Earlier this week I came across a wonderful article outlining the steps needed to properly care for your suit. It had a great deal of useful information but left me wondering, do consumers know what to do with all of the other pieces that make up their wardrobe? With that notion, I wanted to share some best practices from head to toe.
There is some flexibility with the cleaning options for shirts. Some may only have their shirts dry cleaned; but it is true, however, that you can wash them yourself. If you choose that route, be sure that you are washing on a delicate cycle and using warm water for white shirts and cold water for shirts with color. You can iron them immediately after, or tumble dry on low and then iron.
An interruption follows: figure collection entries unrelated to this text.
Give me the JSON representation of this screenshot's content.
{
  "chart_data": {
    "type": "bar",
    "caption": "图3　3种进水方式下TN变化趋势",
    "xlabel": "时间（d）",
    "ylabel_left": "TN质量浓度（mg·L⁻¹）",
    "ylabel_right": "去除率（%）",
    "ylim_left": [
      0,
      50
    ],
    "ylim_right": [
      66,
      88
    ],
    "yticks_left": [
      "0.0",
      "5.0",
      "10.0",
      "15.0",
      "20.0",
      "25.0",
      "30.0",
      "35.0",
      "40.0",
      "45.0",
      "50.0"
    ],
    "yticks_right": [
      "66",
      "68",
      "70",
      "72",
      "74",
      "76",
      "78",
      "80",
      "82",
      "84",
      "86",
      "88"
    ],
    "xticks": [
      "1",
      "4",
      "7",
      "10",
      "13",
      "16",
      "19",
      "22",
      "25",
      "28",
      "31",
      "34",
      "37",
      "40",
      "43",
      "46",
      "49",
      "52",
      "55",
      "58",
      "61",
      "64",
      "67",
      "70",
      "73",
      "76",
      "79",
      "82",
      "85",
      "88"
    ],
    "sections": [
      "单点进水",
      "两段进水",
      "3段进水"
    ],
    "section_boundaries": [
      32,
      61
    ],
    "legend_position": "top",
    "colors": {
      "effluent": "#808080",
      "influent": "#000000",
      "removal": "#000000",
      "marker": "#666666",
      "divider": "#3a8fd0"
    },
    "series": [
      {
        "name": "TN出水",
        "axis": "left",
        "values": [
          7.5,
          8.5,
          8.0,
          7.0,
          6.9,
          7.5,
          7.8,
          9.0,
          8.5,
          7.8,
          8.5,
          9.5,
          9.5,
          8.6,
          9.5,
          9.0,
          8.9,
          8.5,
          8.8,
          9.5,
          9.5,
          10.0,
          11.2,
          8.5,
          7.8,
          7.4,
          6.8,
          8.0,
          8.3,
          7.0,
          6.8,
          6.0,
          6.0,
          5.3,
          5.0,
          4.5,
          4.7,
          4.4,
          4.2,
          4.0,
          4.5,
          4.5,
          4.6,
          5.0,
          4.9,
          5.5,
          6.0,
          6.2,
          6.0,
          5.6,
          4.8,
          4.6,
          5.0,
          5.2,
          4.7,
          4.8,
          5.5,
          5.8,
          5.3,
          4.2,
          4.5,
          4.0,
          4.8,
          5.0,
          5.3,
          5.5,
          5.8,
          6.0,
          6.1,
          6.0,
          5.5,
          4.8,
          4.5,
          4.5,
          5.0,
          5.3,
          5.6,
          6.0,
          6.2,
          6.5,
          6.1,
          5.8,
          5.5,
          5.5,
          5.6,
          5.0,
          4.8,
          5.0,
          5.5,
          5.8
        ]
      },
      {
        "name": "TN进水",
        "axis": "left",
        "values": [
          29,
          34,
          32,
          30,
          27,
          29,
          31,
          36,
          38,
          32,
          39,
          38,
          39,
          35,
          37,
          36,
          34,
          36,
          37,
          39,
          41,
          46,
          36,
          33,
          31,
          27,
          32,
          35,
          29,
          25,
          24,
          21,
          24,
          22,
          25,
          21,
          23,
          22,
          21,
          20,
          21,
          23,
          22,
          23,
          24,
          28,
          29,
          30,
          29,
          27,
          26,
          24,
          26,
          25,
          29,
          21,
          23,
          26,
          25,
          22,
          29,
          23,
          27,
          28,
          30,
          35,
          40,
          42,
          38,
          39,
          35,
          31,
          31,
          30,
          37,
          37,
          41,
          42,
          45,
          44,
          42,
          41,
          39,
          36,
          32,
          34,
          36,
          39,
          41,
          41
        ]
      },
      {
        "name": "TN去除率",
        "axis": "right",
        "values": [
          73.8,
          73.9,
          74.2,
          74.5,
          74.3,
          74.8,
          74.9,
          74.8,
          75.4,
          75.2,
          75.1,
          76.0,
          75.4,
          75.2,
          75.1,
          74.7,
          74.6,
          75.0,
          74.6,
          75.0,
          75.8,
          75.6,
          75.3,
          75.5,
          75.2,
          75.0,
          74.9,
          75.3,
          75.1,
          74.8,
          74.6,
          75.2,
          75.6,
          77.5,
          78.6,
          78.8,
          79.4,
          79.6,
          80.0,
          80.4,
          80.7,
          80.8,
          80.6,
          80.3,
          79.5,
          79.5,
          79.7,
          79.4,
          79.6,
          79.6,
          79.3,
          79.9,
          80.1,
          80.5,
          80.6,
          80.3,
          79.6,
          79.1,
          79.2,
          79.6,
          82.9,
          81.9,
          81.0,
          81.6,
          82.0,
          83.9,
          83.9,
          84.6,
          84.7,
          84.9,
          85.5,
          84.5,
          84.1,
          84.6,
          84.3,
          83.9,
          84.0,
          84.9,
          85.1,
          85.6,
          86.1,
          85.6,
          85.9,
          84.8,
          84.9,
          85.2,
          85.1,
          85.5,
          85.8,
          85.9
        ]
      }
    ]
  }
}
Either way, ironing after the process is vital; but I must point out that it is nearly impossible to achieve the same result when picking up from your dry cleaner. With that said, if you have the money, take your shirts to the cleaner and opt for minimal to no starch. Never, I repeat, Never wear your white dress shirts more than once without a cleaning. White shirts quickly accumulate dirt and it is nearly impossible to remove once it sets in.
To preserve the suit (jacket), you should always hang it on a wide shoulder suit hanger and use a suit brush to remove particles before putting up. If you do not plan on wearing the garment for quite some time, have it dry cleaned, pressed and cover with a garment bag. Do not have your jackets dry cleaned more than once every 4-6 months. The chemicals will only expedite the breakdown in the fabric. Instead, utilize your suit brush and have the garment properly steamed. If you try and iron your jacket, you will only succeed in damaging the thread and may even create a ‘sheen’ effect from applying too much direct heat. If you have to wear a suit often, spend the money on 3-4 quality garments so that you can rotate them throughout the weeks and months.
For your slacks, follow the same cleaning and caring method as your suit. Never put dress pants in the washer machine. You’ll wind up with a damaged garment and quite possibly in tears. For cotton, linen, cotton blends, denim, etc.; feel free to toss them in the washer in warm to cold water and hang dry if you have the time. Always store wool trousers on a proper pant hanger.
The absolute very first thing you should do with your recent acquisition, aside from inhaling them for great lengths (nothing smells better than new shoes) is spray them with an all weather protectant. When storing, be sure to use shoe trees made of cedar preferably, to maintain shape and absorb moisture from recent wear. Cleaning is simple if kept up. The first step is to remove any dust/dirt before moving forward. Leather requires polishing, suede calls for a touch of rubber “erasing” a coarse brush and maybe even warm water and vinegar. You can get the dirt off of canvas kicks with warm water, a bit of soap and towel.
No matter what you have in your closets and drawers, just be sure to remain vigilant in your upkeep efforts… and be sure to live in style.